Purpose: Evaluation of Superior vena cava syndrome (SVCS) with CT usually focuses on diagnosis of the condition, identifying the cause of obstruction and describing collateral pathways. While the contemporary literature discusses these features in small groups of patients, we sought to further describe the imaging characteristics of SVCS related to malignant causes in a large cohort.
Material & Methods: Retrospective review of chest CTs of 128 patients with SVCS. A radiologist with 4 year`s experience evaluated each of the following veins and structures: SVC, right and left brachiocephalic veins (RBcV, LBcV), right and left jugular veins (RJV, LJV), right and left subclavian veins (RScV, LScV), right atrium (RA), right ventricle (RV) and pulmonary arteries (PA). Degree of obstruction was classified as complete, near complete, partial or none. Type of obstruction was designated "invasion" in case of direct and irregular continuity of the tumor into the lumen. "External compression" was noted when tumor impressed or completely collapsed the adjacent vessel, without intraluminal irregularity. "Bland thrombus" was defined as a hypodense intraluminal filling defect which is not continuous with the tumor and is located in a synchronous site other than the level of the obstructing tumor. Collateral vessels, subcutaneous edema, skin thickening, pleural and pericardial effusions were also documented.

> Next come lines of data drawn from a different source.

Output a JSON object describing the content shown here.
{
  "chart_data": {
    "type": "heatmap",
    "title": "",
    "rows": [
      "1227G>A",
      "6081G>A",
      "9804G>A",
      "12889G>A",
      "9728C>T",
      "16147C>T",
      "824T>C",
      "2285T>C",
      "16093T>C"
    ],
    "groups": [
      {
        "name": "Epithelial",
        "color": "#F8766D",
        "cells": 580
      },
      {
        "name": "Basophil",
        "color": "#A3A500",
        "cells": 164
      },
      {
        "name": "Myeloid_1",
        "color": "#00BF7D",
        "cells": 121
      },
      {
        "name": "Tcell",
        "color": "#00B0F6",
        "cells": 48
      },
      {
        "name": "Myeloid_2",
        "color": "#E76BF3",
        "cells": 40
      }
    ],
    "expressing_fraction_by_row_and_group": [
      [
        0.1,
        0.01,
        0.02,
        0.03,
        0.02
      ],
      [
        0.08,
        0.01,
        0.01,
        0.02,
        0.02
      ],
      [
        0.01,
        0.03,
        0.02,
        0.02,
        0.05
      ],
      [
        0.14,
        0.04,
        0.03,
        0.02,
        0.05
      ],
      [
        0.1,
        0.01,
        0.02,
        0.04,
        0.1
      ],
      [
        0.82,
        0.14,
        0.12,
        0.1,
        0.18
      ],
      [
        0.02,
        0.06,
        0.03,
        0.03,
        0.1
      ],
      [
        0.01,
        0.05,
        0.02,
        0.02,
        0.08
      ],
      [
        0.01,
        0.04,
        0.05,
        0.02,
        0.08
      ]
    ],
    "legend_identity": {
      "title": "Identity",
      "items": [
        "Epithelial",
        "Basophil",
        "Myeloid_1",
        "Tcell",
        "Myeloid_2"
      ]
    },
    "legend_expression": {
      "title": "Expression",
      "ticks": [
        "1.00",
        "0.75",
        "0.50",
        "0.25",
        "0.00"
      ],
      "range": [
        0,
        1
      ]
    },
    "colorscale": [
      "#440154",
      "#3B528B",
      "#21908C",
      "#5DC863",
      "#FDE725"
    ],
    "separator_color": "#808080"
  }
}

Results: Obstruction was more common in the SVC, RBcV and LBcV (94.5%, 70.3%, 66.4% respectively) than the RJV, LJV, RScV and LScV (19.5%, 13.3%, 7.0%, 3.9% respectively). Involvement of PA (64.1% of cases) was mostly due to external compression (77/82). Complete or near complete obstruction of at least one vein were noted in 43% and 38.3% of cases respectively, whereas in 18.8% of cases only partial obstruction was seen. In 21 cases (16.4%) there was evidence of a bland thrombus proximal to the site of tumoral invasion or compression, and separate from the tumor, 3 of which had concurrent pulmonary emboli.
In cases with pleural effusion, right sided effusion (51.9%) was more common than bilateral (40.5%) or left sided (7.6%) effusions. Bilateral collaterals (58.6%) were more common than unilateral ones (41.4%).
Conclusion: This is the largest cohort (n=128) describing CT characteristics of malignant SVCS. Obstruction of the SVC and primary tributaries was common, while the jugular and subclavian veins were less frequently obstructed. Nevertheless, the common involvement of pulmonary arteries (64.1%) and substantial incidence of synchronous bland thrombi (16.4%) highlights the extensive nature of SVCS beyond the level of obstruction.